AFRICAN MYTHOLOGY
Location: Western Africa
Folklore Origin: The Igbo People
Ogbanje

Key Info
- Evil spirit that enters a mother and replaces the natural child to be born
- The spirit will purposely die sometime before 13, then be reborn as the next child in the family where it will again die and continue this cycle keeping the family in a perpetual cycle of grief.
- If a holy man finds and destroy the Ogbanje's hidden iyi-uwa then the cycle ends.
Brief Bio
An ọgbanje is a term for what was thought to be an evil spirit that would deliberately plague a family with misfortune. The word ọgbanje is often translated as changeling, due to the similarities they share with the fairy changelings of Celtic and broader European mythology.

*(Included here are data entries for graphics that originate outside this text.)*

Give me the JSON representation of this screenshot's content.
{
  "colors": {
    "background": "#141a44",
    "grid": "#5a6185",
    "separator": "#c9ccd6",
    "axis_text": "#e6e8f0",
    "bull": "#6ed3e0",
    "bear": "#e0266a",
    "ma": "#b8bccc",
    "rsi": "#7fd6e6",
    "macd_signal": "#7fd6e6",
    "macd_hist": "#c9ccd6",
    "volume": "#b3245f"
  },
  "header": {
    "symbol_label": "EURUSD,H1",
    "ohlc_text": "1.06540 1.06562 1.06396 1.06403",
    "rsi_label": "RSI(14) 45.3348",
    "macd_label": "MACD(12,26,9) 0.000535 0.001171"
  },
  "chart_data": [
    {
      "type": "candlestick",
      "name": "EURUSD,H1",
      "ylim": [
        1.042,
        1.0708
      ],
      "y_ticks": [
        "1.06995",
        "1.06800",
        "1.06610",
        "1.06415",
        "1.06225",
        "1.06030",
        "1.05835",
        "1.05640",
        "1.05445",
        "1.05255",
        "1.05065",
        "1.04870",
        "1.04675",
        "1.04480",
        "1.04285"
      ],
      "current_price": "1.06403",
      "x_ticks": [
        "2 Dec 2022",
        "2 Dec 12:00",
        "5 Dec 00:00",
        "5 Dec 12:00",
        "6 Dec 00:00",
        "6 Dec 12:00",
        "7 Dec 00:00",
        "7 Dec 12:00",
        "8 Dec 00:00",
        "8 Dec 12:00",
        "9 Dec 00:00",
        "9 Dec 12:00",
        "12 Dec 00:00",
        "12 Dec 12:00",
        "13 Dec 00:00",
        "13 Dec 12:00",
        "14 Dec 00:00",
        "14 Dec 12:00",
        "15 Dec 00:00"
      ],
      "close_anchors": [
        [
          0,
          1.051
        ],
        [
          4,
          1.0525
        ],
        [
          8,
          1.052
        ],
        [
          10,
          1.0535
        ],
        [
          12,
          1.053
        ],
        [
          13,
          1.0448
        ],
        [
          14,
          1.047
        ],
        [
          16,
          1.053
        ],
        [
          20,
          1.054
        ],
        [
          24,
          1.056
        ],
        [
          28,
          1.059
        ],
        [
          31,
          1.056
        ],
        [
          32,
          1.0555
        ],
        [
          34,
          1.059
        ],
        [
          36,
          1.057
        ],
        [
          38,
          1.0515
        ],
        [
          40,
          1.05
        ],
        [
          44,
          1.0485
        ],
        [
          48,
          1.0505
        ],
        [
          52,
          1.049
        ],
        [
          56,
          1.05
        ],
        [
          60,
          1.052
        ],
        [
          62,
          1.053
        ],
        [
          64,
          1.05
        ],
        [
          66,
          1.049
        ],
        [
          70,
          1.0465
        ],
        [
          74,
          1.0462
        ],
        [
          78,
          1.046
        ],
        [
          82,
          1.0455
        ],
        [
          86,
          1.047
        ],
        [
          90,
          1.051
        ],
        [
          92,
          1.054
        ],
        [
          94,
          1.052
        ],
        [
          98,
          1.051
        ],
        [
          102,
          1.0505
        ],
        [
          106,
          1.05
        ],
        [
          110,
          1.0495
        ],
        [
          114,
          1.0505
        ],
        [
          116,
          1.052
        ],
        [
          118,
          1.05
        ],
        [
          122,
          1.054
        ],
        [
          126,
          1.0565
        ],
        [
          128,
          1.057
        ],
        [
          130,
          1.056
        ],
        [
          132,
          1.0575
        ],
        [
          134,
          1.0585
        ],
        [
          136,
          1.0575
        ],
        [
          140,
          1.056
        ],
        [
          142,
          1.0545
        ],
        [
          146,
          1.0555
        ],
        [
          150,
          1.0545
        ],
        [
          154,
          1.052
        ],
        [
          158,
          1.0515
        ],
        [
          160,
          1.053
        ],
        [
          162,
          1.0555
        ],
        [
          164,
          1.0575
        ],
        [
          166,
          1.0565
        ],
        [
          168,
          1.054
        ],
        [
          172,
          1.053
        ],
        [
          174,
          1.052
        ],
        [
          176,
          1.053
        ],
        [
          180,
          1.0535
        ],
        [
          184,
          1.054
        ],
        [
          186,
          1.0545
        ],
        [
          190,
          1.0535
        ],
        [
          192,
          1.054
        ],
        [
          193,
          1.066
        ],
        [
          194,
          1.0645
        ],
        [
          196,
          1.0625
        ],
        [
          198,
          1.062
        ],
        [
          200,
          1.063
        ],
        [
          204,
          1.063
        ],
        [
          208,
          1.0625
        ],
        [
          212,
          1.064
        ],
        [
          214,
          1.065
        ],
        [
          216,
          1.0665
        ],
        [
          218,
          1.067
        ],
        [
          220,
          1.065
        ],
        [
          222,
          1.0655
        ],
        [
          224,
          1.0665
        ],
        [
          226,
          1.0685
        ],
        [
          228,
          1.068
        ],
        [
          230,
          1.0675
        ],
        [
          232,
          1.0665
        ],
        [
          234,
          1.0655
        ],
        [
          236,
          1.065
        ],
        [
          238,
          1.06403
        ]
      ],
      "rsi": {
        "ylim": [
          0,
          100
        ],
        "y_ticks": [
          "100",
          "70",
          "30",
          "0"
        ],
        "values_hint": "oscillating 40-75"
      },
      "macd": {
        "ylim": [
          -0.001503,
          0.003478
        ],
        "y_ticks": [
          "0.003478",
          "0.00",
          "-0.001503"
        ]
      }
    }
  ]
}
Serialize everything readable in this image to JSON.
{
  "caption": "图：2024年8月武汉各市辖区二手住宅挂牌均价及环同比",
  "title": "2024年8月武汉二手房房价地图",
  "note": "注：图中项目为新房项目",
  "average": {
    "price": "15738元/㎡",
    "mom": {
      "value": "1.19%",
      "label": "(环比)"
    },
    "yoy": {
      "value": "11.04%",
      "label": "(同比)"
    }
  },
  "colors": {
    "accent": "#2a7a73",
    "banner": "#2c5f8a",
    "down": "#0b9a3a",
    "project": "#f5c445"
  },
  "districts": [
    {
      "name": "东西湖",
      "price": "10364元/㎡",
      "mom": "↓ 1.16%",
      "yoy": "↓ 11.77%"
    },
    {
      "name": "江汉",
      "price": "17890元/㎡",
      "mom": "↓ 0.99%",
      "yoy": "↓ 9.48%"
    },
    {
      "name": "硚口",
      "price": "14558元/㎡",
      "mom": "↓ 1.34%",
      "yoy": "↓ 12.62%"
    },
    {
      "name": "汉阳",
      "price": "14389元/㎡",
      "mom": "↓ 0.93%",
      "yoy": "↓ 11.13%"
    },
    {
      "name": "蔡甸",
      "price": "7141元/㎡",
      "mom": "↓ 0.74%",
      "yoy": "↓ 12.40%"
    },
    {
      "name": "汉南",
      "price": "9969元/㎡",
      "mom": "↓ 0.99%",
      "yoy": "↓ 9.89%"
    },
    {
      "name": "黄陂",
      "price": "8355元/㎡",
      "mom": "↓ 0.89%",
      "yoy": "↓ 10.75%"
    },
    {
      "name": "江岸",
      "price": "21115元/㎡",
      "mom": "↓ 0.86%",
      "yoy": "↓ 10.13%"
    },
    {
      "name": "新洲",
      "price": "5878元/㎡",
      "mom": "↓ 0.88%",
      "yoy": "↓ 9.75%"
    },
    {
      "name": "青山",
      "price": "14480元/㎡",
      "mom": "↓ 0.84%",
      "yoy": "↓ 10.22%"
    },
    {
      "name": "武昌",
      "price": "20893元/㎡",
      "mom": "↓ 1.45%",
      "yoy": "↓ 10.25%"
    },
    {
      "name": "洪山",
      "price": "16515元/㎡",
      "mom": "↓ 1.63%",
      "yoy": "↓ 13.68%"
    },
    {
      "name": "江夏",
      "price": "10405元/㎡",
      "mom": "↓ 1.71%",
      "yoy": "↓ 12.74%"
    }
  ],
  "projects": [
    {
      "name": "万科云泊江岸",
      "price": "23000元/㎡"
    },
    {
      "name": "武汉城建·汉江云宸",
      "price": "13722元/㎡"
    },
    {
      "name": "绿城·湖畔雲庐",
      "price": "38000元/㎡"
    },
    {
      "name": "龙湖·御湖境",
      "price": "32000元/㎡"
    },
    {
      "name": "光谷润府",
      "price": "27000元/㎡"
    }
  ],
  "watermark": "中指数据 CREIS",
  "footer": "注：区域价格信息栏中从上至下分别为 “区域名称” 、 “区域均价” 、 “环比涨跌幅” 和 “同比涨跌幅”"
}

Some theorists have hypothesized that these conceptions serve as mythological ways of understanding what were once unknown diseases that often claimed the lives of children (such as SIDS and sickle cell disease), as the inheritance of these diseases within families may have led people to conclude that the children involved were all incarnations of the same malevolent spirit.
It was believed that within a certain amount of time from birth (usually not past puberty), the ọgbanje would deliberately die and then be reborn into the next child of the family and repeat the cycle, causing much grief. It is also believed that ọgbanje are not always born into the same immediate family, but can even be born into an extended family. Ogbanje can be born into family from a spirit between gestation and birth.
The evil spirits are said to have stones called iyi-uwa, which they bury somewhere secret. The iyi-uwa serves to permit the ọgbanje to return to the human world and to find its targeted family. Finding the evil spirits' iyi-uwa ensures the ọgbanje would never again plague the family with misfortune. The iyi-uwa is dug out by a priest and destroyed. The child is confirmed to no longer be an ọgbanje after the destruction of the stone, or after the mother successfully gives birth to another baby.